Market research yields homeowner insights
Interviews of customers acquired before the hiatus gave insights into how homeowners thought about FirstREX. We followed up with surveys of potential customers to uncover the attitudes and beliefs that governed their purchase decisions. Key insights from this research were:
- A substantial portion of the market is interested in equity finance.
- They need a compelling reason to consider sharing potential appreciation on their home.
Analyzing the sales process for generating deals, it also became obvious that a large amount of consumer education was required to fully inform and convince customers of the potential benefits for the program.
Direct mail testing to homeowners
Utilizing these insights to develop messaging and positioning that addressed the target markets needs, we developed several direct mail programs reaching out to audiences with the financial characteristics that we predicted would be most amenable to the offer. These early test campaigns were unsuccessful. Retooling our messaging, we tried again working with a leading direct mail marketing firm to ensure that all parts of our campaign were operating to the best practices of the industry. These efforts also delivered marginal results but pointed the way to the communications and channels that would work with customers.
Rebranding FirstRex as Unison.com
Anecdotal evidence from the market research was that FirstRex was not a very good name. It conjured up images of dinosaurs for some people and at best neutral emotions in the rest. To turn a possible deficit into an asset, My team hired Marshall Strategy to conduct a positioning, strategy and naming exercise. Over the course of three months, we worked with Marshall Strategy to clarify our value propositions, messaging and brand architecture and create a new name for the company and products that best aligned with our values and character. We then worked with the exceptional Jerry Kuyper to translate that idea into a graphic design. The end result was the Unison brand logo.
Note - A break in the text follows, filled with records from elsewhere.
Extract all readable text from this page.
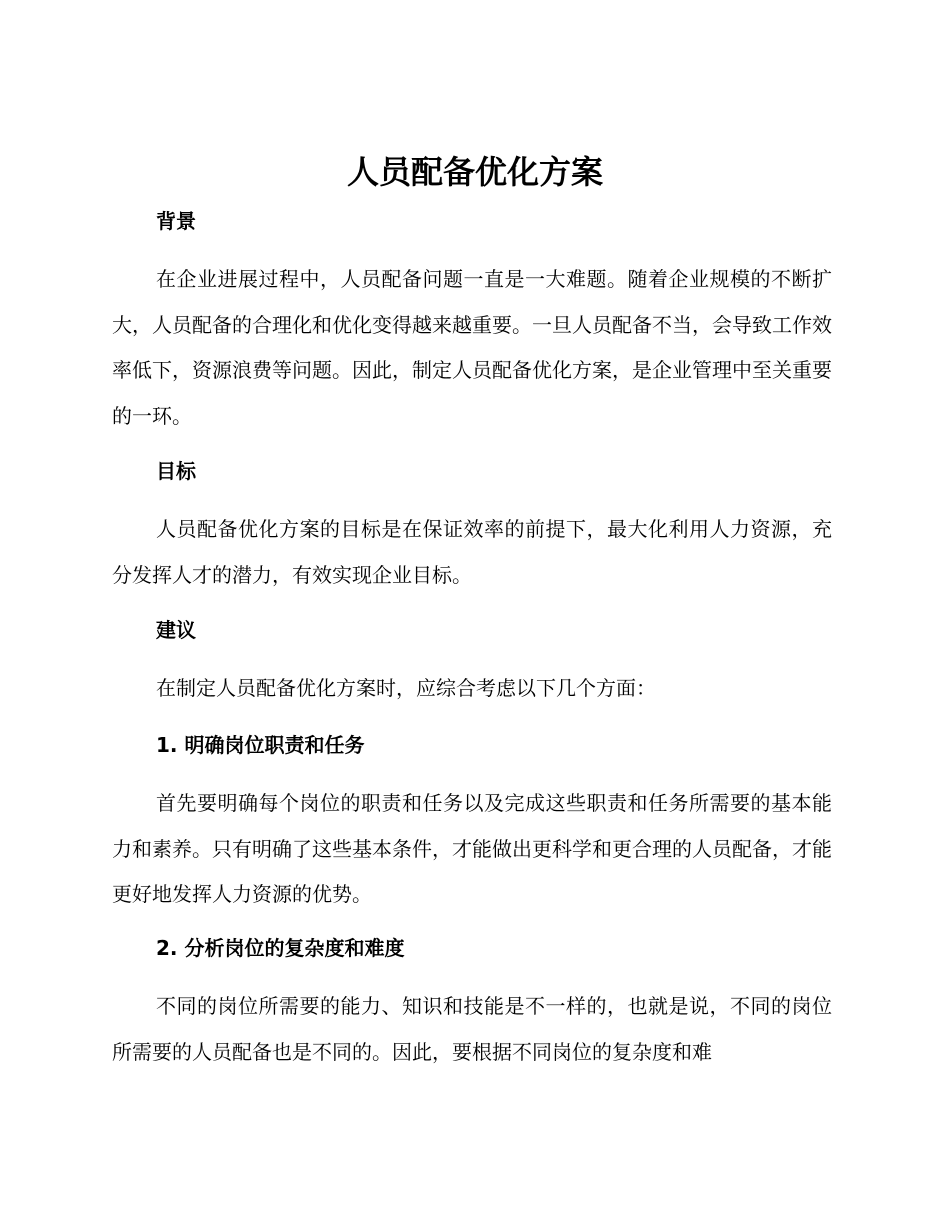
人员配备优化方案
背景

在企业进展过程中，人员配备问题一直是一大难题。随着企业规模的不断扩大，人员配备的合理化和优化变得越来越重要。一旦人员配备不当，会导致工作效率低下，资源浪费等问题。因此，制定人员配备优化方案，是企业管理中至关重要的一环。

目标

人员配备优化方案的目标是在保证效率的前提下，最大化利用人力资源，充分发挥人才的潜力，有效实现企业目标。

建议

在制定人员配备优化方案时，应综合考虑以下几个方面：

1. 明确岗位职责和任务

首先要明确每个岗位的职责和任务以及完成这些职责和任务所需要的基本能力和素养。只有明确了这些基本条件，才能做出更科学和更合理的人员配备，才能更好地发挥人力资源的优势。

2. 分析岗位的复杂度和难度

不同的岗位所需要的能力、知识和技能是不一样的，也就是说，不同的岗位所需要的人员配备也是不同的。因此，要根据不同岗位的复杂度和难
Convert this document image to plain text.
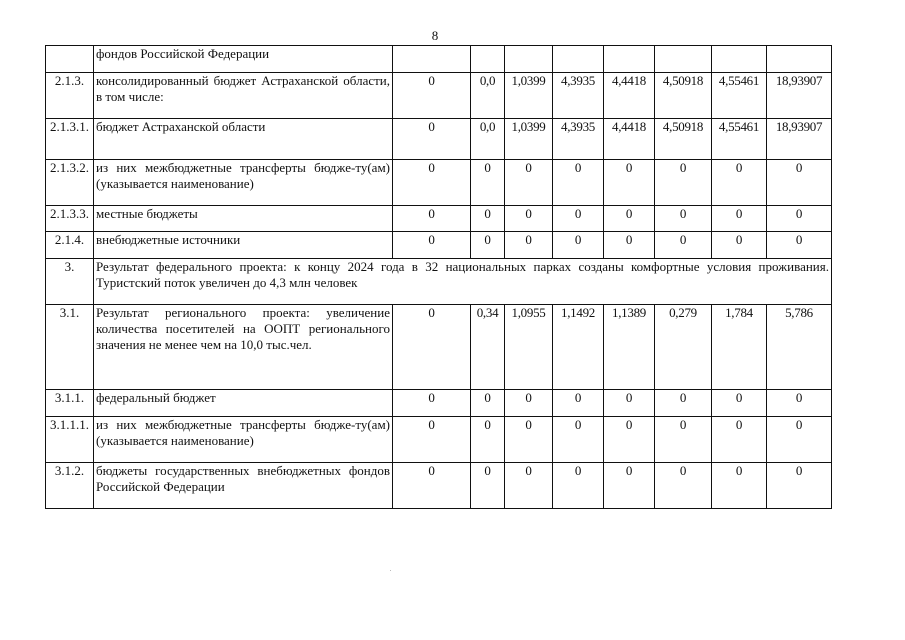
8
	фондов Российской Федерации								
2.1.3.	консолидированный бюджет Астраханской области, в том числе:	0	0,0	1,0399	4,3935	4,4418	4,50918	4,55461	18,93907
2.1.3.1.	бюджет Астраханской области	0	0,0	1,0399	4,3935	4,4418	4,50918	4,55461	18,93907
2.1.3.2.	из них межбюджетные трансферты бюдже-ту(ам) (указывается наименование)	0	0	0	0	0	0	0	0
2.1.3.3.	местные бюджеты	0	0	0	0	0	0	0	0
2.1.4.	внебюджетные источники	0	0	0	0	0	0	0	0
3.	Результат федерального проекта: к концу 2024 года в 32 национальных парках созданы комфортные условия проживания. Туристский поток увеличен до 4,3 млн человек								
3.1.	Результат регионального проекта: увеличение количества посетителей на ООПТ регионального значения не менее чем на 10,0 тыс.чел.	0	0,34	1,0955	1,1492	1,1389	0,279	1,784	5,786
3.1.1.	федеральный бюджет	0	0	0	0	0	0	0	0
3.1.1.1.	из них межбюджетные трансферты бюдже-ту(ам) (указывается наименование)	0	0	0	0	0	0	0	0
3.1.2.	бюджеты государственных внебюджетных фондов Российской Федерации	0	0	0	0	0	0	0	0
Acting on the insights from our marketing tests and research, Unison developed a content marketing and consumer education strategy that helped put Unison’s equity co-investment product in context for homeowners and buyers nurtured sales efforts.
Unison capitalized on its early category leadership to grow from less than $100MM in investments to $4.2B. It has spawned competitors in the space like Point, Unlock, Haus, HomeTap and Noah.